Cependant, et même si les éleveurs charolais n’ont, par exemple, pas attendu la ’crise de la vache folle’ pour chercher à se démarquer d’une production agricole standardisée, cela ne permet pas au monde de l’élevage allaitant de définir tel quel une nouvelle forme d’identité professionnelle agricole qui se trouverait désormais spontanément en phase avec les nouvelles exigences qui se dessinent à partir des années quatre-vingt. Cela ne signifie pas non plus que l’élevage charolais puisse être strictement opposé à la conception de l’agriculture telle qu’elle était jusqu’alors représentée par le ’modèle productiviste’ et sans que cela donne lieu à des contradictions internes au monde de l’élevage. Les enjeux présentés concernant la filière bovine charolaise montrent bien comment ni l’orientation vers une production d’animaux maigres, ni le développement de ’niches’ de commercialisation, ni les tentatives de plans de relance de l’engraissement,.... ne suffisent à rendre compte de ce que doit être désormais le métier d’éleveur charolais.

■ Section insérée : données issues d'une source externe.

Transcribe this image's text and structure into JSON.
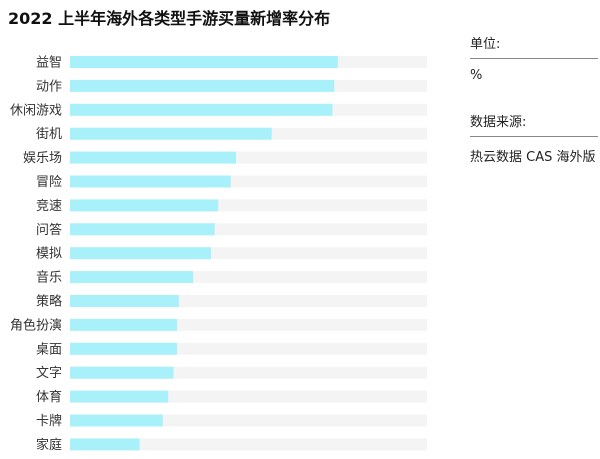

Les préoccupations soulevées sur le devenir du secteur d’activité de l’élevage charolais, nous invitent bien à nous interroger plus en avant, du fait de notre problématique, sur ce que peut signifier pour les éleveurs de s’engager dans un processus de changement de rôle. Pour éclairer cette question, c’est alors plus directement à partir d’une enquête exploratoire menée auprès d’informateurs privilégiés sur le fond de débat existant à ce propos, que nous avons cherché à appréhender un peu plus précisément les idées qui circulent quant à la manière dont les éleveurs peuvent être amenés à opérer cette transformation et que nous allons présenter maintenant.

Notes
153.

Nous nous sommes notamment référée d’une part aux rapports établies en 1995 et 1997 par le Conseil Economique et Social de la Bourgogne sur la filière viande bovine allaitante d’après une étude réalisée en partenariat avec la Chambre Régionale d’Agriculture et la Direction Régionale de l’Agriculture et de la Forêt. Nous utiliserons le sigle CESR (Conseil économique et Social Régional) pour désigner ces rapports. D’autre part, nous nous sommes appuyée sur le rapport réalisé en 1999 sur l’étude prospective régionale de l’agriculture en Bourgogne établi à partir d’une collaboration entre les organismes de recherche et d’enseignement supérieur agronomique de la Bourgogne (INRA et ENESAD), et les représentants de l’administration et de la profession de la Bourgogne (DDAF et DRAF, Conseil Régional de Bourgogne, Chambres d’agriculture et OPA) et coordonné par C. Soulard (1999).

154.

La politique agricole française tend à maintenir les troupeaux de vaches allaitantes par l’allocation de primes à la vache et au versement de primes aux bovins mâles de plus de dix mois, tout en respectant des taux de chargement (c’est à dire un nombre d’animaux par hectare limité afin de bénéficier de primes à l’extensification anciennement appelées ’primes à l’herbe’). Cette politique incite les éleveurs à optimiser les droits à produire en augmentant le nombre de vaches nourrices.

155.

Notamment vers les labels agricoles, l’agriculture biologique (AB), et le boeuf de tradition bouchère (BTB) commercialisé uniquement par les boucheries traditionnelles.

156.

Avec le rajeunissement des boeufs de 3 ans à 30 mois, le développement de la production de taurillons de 18 mois ou de broutard alourdis, etc.